The history of ‘how-to’ survive on Hilton Head

Story by Richard Thomas +. Illustration by Carly Schultz

Nowadays, you can find instructions how to do almost anything on the internet, and you can find them in a matter of seconds. Imagine the need for instruction experienced by our earliest residents, who in most cases were people coming to Hilton Head for freedom from domination or oppression of some kind, or who simply sought new opportunities in a new land.

In the case of nomadic bands of Native Americans who visited the sea islands during harsh winters in the interior, they initially would have needed to know how and where best to hunt for the kinds of game or marine life they found here. Or they would have needed to know how to construct temporary dwellings out of the different natural materials and soils of the coastal plain. Some of the skills and knowledge they brought from the uplands would have transferred, but much would have needed to be developed by trial and error over the years, since there would have been no ready source of the new skills or knowledge they required.

Land ho!

When the first Europeans arrived on local shores, they brought along expertise in areas they knew would help create the settlements that became the first colonies. Apothecaries, blacksmiths, cabinet makers, carpenters, chandlers (candle makers), cobblers, coopers (barrel makers), gunsmiths and sawyers (loggers and millers) were members of nearly every early colonial expedition. Further specialized knowledge and skill had to be imported from the mother country when needed, and the transportation of the skilled labor or transmission of written knowledge would take months, even if the labor or knowledge was readily available in Europe.

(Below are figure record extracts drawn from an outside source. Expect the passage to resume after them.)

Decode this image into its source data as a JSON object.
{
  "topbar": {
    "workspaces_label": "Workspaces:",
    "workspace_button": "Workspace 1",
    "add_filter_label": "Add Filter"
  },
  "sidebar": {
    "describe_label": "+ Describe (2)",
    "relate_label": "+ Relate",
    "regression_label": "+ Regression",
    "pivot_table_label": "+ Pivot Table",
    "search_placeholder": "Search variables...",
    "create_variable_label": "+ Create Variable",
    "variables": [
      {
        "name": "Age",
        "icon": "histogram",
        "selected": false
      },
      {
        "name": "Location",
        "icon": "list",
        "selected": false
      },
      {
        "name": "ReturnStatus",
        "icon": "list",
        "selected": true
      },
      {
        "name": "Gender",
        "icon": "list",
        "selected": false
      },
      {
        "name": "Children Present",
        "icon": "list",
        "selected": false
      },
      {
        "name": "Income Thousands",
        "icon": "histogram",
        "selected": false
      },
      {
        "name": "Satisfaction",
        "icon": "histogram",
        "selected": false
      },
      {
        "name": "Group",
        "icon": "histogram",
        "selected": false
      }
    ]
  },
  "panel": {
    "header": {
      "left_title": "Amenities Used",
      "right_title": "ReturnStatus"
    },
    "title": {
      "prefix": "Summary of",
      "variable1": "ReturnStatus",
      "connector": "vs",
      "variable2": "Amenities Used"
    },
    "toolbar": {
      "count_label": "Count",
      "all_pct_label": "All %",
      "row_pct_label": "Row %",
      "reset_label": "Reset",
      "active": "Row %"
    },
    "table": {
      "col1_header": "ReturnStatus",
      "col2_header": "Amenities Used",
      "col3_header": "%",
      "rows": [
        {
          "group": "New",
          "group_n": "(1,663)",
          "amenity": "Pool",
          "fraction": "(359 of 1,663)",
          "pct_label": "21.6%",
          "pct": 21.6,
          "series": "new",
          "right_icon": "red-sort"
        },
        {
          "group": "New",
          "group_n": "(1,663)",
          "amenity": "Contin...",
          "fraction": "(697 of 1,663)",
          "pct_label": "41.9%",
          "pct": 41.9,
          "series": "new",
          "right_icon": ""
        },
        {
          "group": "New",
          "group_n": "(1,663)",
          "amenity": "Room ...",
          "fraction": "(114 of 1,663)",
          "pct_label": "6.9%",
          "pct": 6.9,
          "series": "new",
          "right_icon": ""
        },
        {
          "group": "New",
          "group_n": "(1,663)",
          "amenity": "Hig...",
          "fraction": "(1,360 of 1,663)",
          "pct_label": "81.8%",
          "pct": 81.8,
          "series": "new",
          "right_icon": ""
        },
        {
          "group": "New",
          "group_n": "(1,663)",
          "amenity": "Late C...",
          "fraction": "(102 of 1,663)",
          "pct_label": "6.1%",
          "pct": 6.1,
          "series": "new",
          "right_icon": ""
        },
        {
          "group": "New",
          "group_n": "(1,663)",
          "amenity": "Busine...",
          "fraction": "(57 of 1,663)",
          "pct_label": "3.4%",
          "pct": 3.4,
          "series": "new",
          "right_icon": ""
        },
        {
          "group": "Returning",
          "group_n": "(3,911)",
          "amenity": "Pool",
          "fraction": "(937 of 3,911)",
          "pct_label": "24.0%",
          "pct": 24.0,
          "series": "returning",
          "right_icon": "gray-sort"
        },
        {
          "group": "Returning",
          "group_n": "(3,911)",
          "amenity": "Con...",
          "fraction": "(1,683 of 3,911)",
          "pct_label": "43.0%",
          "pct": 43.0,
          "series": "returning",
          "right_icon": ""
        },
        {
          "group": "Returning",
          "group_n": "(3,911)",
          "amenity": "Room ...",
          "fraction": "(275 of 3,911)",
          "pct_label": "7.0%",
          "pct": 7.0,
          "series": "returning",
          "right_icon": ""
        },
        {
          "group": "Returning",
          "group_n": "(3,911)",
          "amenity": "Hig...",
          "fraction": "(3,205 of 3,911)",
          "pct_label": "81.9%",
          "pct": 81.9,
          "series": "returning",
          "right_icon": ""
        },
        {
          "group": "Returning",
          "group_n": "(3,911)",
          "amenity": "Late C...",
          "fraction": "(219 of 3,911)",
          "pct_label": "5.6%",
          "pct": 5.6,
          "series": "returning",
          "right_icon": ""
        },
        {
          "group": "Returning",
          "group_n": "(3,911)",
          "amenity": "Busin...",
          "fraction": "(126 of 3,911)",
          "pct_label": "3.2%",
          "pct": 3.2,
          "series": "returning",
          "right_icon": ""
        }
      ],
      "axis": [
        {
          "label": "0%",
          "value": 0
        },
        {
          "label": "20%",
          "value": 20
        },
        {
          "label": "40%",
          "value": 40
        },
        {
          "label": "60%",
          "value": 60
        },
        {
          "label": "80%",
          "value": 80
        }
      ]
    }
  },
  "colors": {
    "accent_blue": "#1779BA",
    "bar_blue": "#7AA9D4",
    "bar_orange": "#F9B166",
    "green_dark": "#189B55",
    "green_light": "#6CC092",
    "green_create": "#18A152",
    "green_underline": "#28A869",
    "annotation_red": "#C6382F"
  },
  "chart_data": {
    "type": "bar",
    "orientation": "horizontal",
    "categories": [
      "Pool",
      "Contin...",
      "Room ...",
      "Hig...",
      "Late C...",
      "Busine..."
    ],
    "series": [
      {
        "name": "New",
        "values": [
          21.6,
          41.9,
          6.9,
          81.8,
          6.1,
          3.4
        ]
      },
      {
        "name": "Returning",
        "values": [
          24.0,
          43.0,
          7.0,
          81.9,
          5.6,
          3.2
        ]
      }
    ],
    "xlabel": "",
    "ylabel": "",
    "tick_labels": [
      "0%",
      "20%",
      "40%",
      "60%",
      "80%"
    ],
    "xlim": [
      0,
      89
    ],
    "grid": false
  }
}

If the need for knowledge or skill could be foreseen, planning ensured an efficient transfer of knowhow. But most of the significant developments in our local area of the coastal plain came about as a result of finding specialized knowledge and skill in an unanticipated source. The first landowners in what became South Carolina were a mix of professionals from Charleston and intrepid Indian traders, and the land they purchased or were given as grants was typically used initially for grazing cattle or experimenting with potential cash crops like silk. Most of the crops they tried failed, and it was Indian traders, many of whom later became Native American slave traders, who first accumulated the bulk of the wealth in early Beaufort District.

Sugar, spice and everything rice

That wealth, when the Native American slave trade all but ceased in the 1730s, funded the investment in rice and sugar cane plantations along the rivers inland. The sudden need for field labor, combined with the decline of the Indian slave trade, the scarcity of the indentured servant supply from England, and the rise of the indigo and cotton markets, drove a demand for enslaved Africans among local area landowners, many of whom were from former plantation-owning families on Barbados.

African imports were preferred over either indentured servants or slaves sourced from Brazil or the West Indies due to their resigned attitudes, lack of nearby related populations and relative absence of an inclination to escape. They also seemed to be resistant to the endemic diseases of the Lowcountry.

Cotton the middle

What the plantation owners importing enslaved people from West Africa did not realize at first is that these people brought with them the knowledge and skills needed for the cultivation, harvesting and processing of the crops of indigo and cotton, in addition to those for sugar cane and rice. The knowhow to take ripened crops of indigo and cotton and convert them into marketable commodities is what took Lowcountry landowners’ experiments in growing crops from seed to commercially viable yields of produce and the next source of wealth for area planters.

The knowledge and skill of enslaved Africans in South Carolina drove waves of prosperity for planters in the coming decades before and after the Revolutionary War. But it was the coming of new knowledge, in the form of advances in cotton-processing technology, that finally surpassed, and augmented, the skill set of the enslaved Africans in driving the economic boom in Southern states in the first six decades of the 1800s. Also, during the age of industrialization, technological advances in the dissemination of information (mass printing and telegraph) and transportation (steam power) meant that the transmission of knowledge and the supply of skills could occur in a fraction of the time it had taken previously. In this way, needed knowledge and skill could reach remote outposts in days or hours rather than months or weeks.

By the time the development of the Sea Pines Plantation brought contemporary infrastructure to Hilton Head, the indigenous Native Islander population had had access to modern knowhow, if and when needed, in a matter of hours since the end of the Civil War. Perhaps one of the most charming things about the Island is that it was rarely needed. LL

Richard Thomas is an owner and guide for Hilton Head History Tours and is the author of Backwater Frontier: Beaufort Country, SC at the Forefront of American History.